Collect toys in good shape and donate them to your church's nursery.
Go through the cabinets and send canned goods to a food pantry. Often, older kids can also volunteer to work at the food pantry sorting donations.
Answer trivia questions at www.freerice.com. For every correct answer, the site donates an amount of rice to feed hungry people around the world.
Go to the park and pick up litter. (Wear gloves!) Kids may be surprised at the amount of trash they will find.
Call your local animal shelter to see if the animals would like someone to play with for an hour. If this isn't allowed, ask what the shelter could use instead.
Pull your neighbor's garbage cans back in after the truck goes by.
Make Valentine's Day cards for senior citizens — either ones you know or for residents of a nursing home.
Sometimes, the best service can be done right at home.

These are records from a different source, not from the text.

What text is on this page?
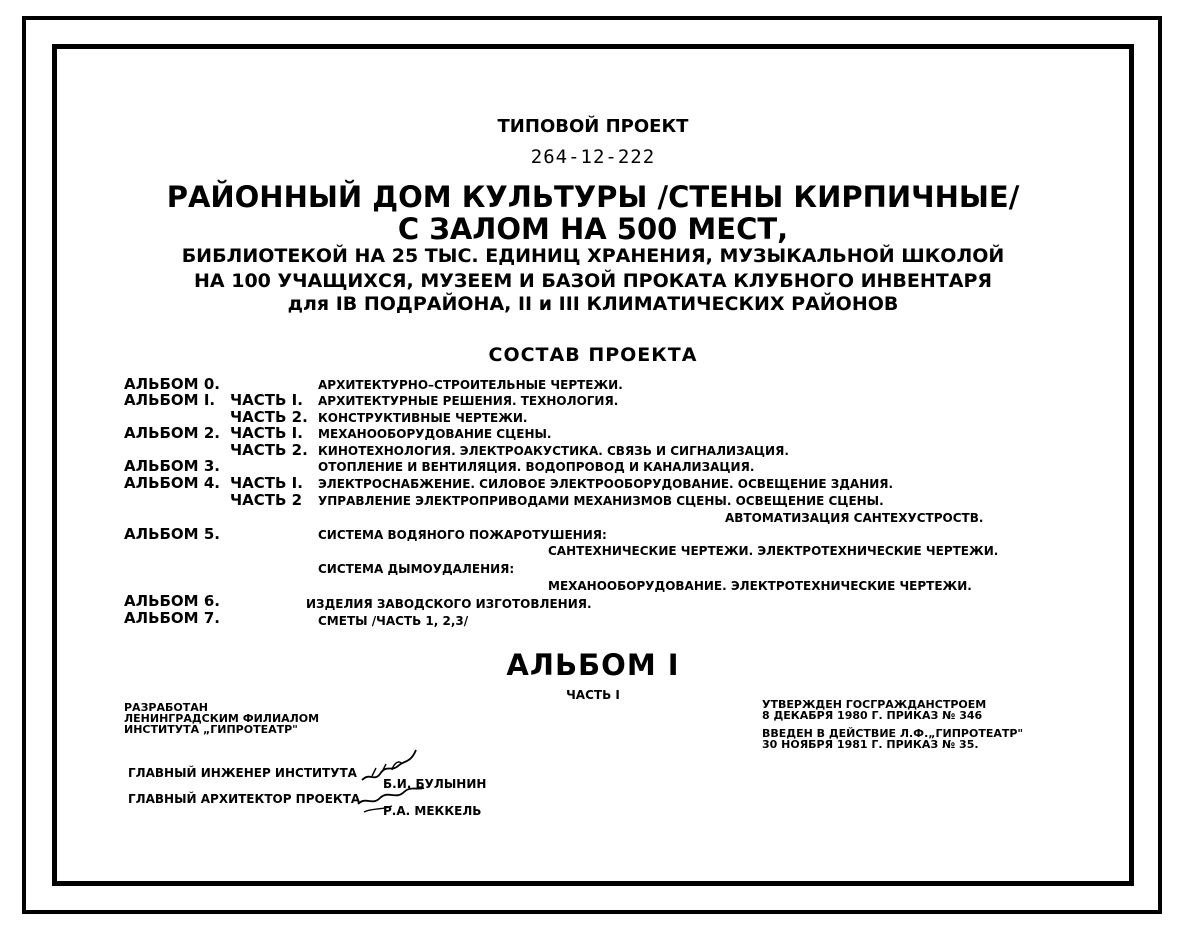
ТИПОВОЙ ПРОЕКТ
264-12-222
РАЙОННЫЙ ДОМ КУЛЬТУРЫ /СТЕНЫ КИРПИЧНЫЕ/
С ЗАЛОМ НА 500 МЕСТ,
БИБЛИОТЕКОЙ НА 25 ТЫС. ЕДИНИЦ ХРАНЕНИЯ, МУЗЫКАЛЬНОЙ ШКОЛОЙ
НА 100 УЧАЩИХСЯ, МУЗЕЕМ И БАЗОЙ ПРОКАТА КЛУБНОГО ИНВЕНТАРЯ
для IB ПОДРАЙОНА, II и III КЛИМАТИЧЕСКИХ РАЙОНОВ
СОСТАВ ПРОЕКТА
АЛЬБОМ 0.	АРХИТЕКТУРНО–СТРОИТЕЛЬНЫЕ ЧЕРТЕЖИ.
АЛЬБОМ I. ЧАСТЬ I. АРХИТЕКТУРНЫЕ РЕШЕНИЯ. ТЕХНОЛОГИЯ.
ЧАСТЬ 2. КОНСТРУКТИВНЫЕ ЧЕРТЕЖИ.
АЛЬБОМ 2. ЧАСТЬ I. МЕХАНООБОРУДОВАНИЕ СЦЕНЫ.
ЧАСТЬ 2. КИНОТЕХНОЛОГИЯ. ЭЛЕКТРОАКУСТИКА. СВЯЗЬ И СИГНАЛИЗАЦИЯ.
АЛЬБОМ 3.	ОТОПЛЕНИЕ И ВЕНТИЛЯЦИЯ. ВОДОПРОВОД И КАНАЛИЗАЦИЯ.
АЛЬБОМ 4. ЧАСТЬ I. ЭЛЕКТРОСНАБЖЕНИЕ. СИЛОВОЕ ЭЛЕКТРООБОРУДОВАНИЕ. ОСВЕЩЕНИЕ ЗДАНИЯ.
ЧАСТЬ 2 УПРАВЛЕНИЕ ЭЛЕКТРОПРИВОДАМИ МЕХАНИЗМОВ СЦЕНЫ. ОСВЕЩЕНИЕ СЦЕНЫ.
АВТОМАТИЗАЦИЯ САНТЕХУСТРОСТВ.
АЛЬБОМ 5.	СИСТЕМА ВОДЯНОГО ПОЖАРОТУШЕНИЯ:
САНТЕХНИЧЕСКИЕ ЧЕРТЕЖИ. ЭЛЕКТРОТЕХНИЧЕСКИЕ ЧЕРТЕЖИ.
СИСТЕМА ДЫМОУДАЛЕНИЯ:
МЕХАНООБОРУДОВАНИЕ. ЭЛЕКТРОТЕХНИЧЕСКИЕ ЧЕРТЕЖИ.
АЛЬБОМ 6.	ИЗДЕЛИЯ ЗАВОДСКОГО ИЗГОТОВЛЕНИЯ.
АЛЬБОМ 7.	СМЕТЫ /ЧАСТЬ 1, 2,3/
АЛЬБОМ I
ЧАСТЬ I
РАЗРАБОТАН
ЛЕНИНГРАДСКИМ ФИЛИАЛОМ
ИНСТИТУТА „ГИПРОТЕАТР"
УТВЕРЖДЕН ГОСГРАЖДАНСТРОЕМ
8 ДЕКАБРЯ 1980 Г. ПРИКАЗ № 346
ВВЕДЕН В ДЕЙСТВИЕ Л.Ф.„ГИПРОТЕАТР"
30 НОЯБРЯ 1981 Г. ПРИКАЗ № 35.
ГЛАВНЫЙ ИНЖЕНЕР ИНСТИТУТА
Б.И. БУЛЫНИН
ГЛАВНЫЙ АРХИТЕКТОР ПРОЕКТА
Р.А. МЕККЕЛЬ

Have your kids do something nice for each other. Clean a brother's room, make a sister's bed, help wash the dishes. Do something in secret and watch for the smiles that will come.
Perhaps the very best way to encourage your kids to be involved in service is to be a good example of it.
One young mother occasionally found herself taking meals in to neighbors or friends when they were sick, having a baby or were in need. She really enjoyed this service, but often asked her husband to take care of her children while she prepared the food and delivered it.
As many moms feel, she knew she could do these tasks more easily on her own, without children. Then she realized that she was missing a great chance, and could use these moments as teaching opportunities. The next time, she had the children help fix the meal and carry it to the neighbor's house. The children began to see firsthand the joy that can come from service.
Make service to others a part of your whole family's life, and you'll see the benefits come back to you tenfold.